Friday, 5 October 2012
Literary Blog Number 4
The author Susan Collins writes in first-person in the novel Catching Fire. Susan writing balances well between informal and dialogue. The book is in the future, but they still talk the same. Her sentences vary from simple to compound. The author uses not too much detail but just enough to paint the scene for the audience. For an example, I'm going to quote what Susan wrote while explaining when Cinna (the stylist) turned Katniss' suit for the opening ceremonies "I look down, fascinated, as my ensemble slowly comes to life, first just with a soft golden light but gradually transforming to the orange-red of burning coal. I look as if I have been coated in glowing embers - no, that I am a glowing ember straight from our fireplace. The colours rise and fall, shift and blend, in exactly the way coals do." You can see everything that Katniss Everdeen thinks about, but when she talks to herself in her head, her thoughts go into italics. The book is split into three parts.
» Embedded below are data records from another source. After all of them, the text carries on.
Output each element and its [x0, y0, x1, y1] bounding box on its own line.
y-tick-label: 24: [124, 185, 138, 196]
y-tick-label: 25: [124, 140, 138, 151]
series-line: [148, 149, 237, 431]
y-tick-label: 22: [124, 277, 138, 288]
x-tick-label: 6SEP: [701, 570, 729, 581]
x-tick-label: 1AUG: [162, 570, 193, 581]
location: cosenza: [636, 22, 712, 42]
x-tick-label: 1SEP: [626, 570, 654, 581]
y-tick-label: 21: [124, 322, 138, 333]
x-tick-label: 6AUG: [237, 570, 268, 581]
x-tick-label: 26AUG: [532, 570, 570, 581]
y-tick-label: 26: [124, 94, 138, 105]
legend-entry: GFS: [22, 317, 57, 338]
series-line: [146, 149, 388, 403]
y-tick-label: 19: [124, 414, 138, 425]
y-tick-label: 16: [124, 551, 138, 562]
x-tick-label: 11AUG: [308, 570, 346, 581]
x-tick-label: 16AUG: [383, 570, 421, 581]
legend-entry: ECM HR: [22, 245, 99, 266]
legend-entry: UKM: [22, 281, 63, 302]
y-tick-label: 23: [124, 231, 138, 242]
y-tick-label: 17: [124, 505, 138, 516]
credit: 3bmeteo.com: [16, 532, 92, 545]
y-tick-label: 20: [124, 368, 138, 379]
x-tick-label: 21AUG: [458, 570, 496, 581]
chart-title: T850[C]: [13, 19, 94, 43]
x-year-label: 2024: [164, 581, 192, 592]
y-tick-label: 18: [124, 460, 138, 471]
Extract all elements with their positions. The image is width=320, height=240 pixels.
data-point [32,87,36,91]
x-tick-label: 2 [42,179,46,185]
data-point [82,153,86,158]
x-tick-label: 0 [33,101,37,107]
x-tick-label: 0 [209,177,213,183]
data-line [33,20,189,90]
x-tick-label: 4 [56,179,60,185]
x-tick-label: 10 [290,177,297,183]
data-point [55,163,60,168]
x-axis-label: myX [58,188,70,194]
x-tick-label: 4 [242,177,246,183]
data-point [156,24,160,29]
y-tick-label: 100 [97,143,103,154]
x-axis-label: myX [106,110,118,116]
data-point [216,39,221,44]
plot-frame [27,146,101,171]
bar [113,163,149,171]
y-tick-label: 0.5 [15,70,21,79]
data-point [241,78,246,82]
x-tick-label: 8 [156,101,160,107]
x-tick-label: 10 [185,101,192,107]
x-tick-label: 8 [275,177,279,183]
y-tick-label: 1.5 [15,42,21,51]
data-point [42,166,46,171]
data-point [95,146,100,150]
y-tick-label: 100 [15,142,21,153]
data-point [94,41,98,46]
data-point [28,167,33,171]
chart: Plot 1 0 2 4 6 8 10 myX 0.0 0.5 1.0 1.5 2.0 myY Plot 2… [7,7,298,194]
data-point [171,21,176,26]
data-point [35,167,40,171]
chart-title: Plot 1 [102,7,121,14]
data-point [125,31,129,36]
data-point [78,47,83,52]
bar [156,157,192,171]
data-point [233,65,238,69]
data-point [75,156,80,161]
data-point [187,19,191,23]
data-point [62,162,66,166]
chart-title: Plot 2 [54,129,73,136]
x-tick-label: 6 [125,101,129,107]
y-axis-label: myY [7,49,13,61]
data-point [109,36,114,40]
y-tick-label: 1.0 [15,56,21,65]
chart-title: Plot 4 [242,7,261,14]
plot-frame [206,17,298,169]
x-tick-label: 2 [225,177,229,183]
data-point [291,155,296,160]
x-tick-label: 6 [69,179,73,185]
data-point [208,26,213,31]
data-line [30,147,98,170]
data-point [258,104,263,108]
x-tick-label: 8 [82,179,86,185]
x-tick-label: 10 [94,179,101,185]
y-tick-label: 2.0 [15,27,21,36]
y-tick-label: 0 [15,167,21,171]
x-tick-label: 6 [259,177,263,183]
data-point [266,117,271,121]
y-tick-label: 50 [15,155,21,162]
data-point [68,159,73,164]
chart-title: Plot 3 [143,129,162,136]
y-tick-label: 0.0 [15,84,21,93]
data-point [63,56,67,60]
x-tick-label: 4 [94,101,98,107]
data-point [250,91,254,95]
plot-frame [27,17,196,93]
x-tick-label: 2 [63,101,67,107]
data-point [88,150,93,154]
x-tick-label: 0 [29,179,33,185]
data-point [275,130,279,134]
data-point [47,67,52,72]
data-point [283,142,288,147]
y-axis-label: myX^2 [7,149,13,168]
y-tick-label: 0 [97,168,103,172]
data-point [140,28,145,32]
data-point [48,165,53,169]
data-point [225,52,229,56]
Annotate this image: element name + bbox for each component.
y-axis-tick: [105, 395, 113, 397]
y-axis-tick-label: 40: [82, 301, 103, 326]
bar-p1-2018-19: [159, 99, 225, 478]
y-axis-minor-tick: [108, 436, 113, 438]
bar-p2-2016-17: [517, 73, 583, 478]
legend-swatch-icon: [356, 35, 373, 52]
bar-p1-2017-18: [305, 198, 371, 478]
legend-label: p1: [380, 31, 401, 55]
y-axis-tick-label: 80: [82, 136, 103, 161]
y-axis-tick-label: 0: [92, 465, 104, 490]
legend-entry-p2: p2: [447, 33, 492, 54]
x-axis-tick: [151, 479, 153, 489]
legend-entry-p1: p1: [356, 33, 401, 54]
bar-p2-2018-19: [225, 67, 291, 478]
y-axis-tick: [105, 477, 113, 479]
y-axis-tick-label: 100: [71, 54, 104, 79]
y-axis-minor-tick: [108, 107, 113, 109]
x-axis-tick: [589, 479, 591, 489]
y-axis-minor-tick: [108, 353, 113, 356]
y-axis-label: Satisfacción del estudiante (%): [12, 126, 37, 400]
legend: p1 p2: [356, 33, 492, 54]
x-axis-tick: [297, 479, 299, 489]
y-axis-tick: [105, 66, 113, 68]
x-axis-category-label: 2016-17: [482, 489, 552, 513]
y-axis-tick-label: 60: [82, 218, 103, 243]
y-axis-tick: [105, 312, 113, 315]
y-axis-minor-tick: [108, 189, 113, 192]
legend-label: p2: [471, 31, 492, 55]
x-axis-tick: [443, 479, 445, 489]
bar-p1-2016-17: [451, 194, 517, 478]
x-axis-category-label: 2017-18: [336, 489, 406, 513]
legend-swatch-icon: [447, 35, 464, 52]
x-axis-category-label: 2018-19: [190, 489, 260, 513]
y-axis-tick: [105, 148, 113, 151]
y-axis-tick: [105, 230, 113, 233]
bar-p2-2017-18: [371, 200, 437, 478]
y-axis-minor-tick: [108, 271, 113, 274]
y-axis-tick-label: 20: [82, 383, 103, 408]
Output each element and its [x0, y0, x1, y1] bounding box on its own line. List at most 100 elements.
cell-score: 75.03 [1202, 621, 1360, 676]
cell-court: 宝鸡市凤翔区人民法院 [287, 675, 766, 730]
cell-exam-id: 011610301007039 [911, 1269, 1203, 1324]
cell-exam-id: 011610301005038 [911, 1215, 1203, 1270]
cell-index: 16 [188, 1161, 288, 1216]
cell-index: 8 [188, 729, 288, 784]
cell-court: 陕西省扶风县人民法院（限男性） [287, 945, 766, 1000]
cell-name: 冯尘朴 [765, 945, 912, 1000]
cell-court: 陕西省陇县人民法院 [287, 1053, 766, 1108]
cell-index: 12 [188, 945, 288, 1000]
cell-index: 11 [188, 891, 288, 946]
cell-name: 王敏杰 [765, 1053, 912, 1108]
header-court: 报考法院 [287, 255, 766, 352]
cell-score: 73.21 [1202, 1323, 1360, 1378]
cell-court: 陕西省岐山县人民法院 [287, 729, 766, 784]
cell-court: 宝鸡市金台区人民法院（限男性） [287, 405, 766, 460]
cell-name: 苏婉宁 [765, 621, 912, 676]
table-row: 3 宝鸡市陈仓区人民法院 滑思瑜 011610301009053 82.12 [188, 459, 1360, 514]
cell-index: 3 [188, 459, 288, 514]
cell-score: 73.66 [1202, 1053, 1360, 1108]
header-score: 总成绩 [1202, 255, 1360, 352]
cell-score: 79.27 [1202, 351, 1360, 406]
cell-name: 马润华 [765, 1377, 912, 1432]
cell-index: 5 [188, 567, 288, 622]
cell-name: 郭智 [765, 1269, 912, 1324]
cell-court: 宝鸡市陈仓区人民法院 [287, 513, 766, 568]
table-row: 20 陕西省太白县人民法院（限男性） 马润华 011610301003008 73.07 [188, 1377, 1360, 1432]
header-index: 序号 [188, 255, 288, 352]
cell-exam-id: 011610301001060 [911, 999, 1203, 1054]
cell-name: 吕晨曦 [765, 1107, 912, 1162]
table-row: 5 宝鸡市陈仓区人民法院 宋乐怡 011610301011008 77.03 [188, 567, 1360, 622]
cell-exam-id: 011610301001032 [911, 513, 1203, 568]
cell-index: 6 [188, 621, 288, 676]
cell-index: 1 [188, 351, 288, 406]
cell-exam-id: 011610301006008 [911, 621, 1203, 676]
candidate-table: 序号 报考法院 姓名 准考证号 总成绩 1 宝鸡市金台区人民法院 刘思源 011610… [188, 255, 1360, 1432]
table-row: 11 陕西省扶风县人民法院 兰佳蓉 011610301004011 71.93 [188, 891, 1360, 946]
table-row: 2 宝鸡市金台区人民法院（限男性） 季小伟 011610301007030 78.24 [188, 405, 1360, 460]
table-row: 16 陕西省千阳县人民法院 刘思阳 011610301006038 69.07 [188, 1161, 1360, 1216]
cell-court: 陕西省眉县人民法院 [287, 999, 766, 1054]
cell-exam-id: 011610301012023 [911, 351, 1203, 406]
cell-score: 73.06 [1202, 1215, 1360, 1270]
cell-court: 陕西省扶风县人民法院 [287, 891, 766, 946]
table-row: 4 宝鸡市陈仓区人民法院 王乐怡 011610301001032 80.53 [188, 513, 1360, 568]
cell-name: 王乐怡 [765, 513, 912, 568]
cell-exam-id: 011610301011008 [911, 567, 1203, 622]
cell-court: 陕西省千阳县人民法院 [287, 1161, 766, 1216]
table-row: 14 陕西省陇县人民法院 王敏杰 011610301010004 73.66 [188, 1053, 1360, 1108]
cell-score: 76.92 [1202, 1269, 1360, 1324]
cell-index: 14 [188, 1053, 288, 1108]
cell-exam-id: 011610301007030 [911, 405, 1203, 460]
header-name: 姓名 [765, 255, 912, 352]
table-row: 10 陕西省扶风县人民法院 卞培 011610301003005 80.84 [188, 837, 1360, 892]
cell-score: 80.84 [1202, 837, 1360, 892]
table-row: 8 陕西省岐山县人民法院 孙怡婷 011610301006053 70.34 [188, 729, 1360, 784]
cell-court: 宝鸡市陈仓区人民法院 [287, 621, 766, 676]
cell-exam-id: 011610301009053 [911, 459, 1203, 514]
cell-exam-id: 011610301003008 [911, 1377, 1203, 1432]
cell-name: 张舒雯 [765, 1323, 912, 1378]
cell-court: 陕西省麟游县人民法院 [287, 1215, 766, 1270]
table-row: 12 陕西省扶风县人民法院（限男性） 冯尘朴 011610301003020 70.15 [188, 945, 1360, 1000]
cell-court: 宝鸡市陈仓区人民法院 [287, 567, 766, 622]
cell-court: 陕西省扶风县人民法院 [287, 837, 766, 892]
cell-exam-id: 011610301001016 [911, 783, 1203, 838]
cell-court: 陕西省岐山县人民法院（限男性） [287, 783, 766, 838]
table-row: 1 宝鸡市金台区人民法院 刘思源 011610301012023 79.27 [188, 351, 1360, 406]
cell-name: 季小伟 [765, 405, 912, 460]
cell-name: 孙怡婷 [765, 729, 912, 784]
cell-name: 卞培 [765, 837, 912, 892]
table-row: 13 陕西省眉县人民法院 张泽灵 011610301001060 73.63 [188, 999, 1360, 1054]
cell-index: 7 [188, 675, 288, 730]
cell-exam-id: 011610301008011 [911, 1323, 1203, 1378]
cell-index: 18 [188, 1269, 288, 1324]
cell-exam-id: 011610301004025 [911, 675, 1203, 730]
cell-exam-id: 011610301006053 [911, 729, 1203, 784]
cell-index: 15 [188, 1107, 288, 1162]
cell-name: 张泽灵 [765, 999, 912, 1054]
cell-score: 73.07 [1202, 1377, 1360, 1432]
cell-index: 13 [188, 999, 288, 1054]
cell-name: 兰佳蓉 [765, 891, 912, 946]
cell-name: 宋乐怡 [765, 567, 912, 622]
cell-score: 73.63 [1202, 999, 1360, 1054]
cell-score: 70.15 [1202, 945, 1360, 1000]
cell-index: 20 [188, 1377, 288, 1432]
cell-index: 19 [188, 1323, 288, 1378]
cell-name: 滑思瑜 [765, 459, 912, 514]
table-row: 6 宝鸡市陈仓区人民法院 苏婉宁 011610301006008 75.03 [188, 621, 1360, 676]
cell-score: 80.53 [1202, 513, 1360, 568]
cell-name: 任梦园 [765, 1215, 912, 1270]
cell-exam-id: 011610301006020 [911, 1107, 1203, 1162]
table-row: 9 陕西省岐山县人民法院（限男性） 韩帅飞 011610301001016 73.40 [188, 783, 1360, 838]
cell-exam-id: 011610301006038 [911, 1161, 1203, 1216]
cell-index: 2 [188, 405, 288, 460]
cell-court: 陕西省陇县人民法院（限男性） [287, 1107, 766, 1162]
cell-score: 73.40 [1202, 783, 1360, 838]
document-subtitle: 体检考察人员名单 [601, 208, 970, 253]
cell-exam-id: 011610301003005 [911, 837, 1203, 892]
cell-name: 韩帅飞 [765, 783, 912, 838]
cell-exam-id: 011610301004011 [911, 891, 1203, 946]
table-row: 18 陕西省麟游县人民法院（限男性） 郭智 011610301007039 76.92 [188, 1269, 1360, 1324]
Part one is entitled "The Spark". Part two is entitled "The Quell". Part three is entitled "The Enemy". There are 27 chapters, and each chapter ends with a cliff hanger making you want to read even further. This book's level of complexity would be suggestive for the seventh grade. Catching Fire is written in chronological order. The Hunger Games was the first book. Catching Fire picks up where The Hunger Games left off at. And Mockingjay is the continuation of Catching Fire.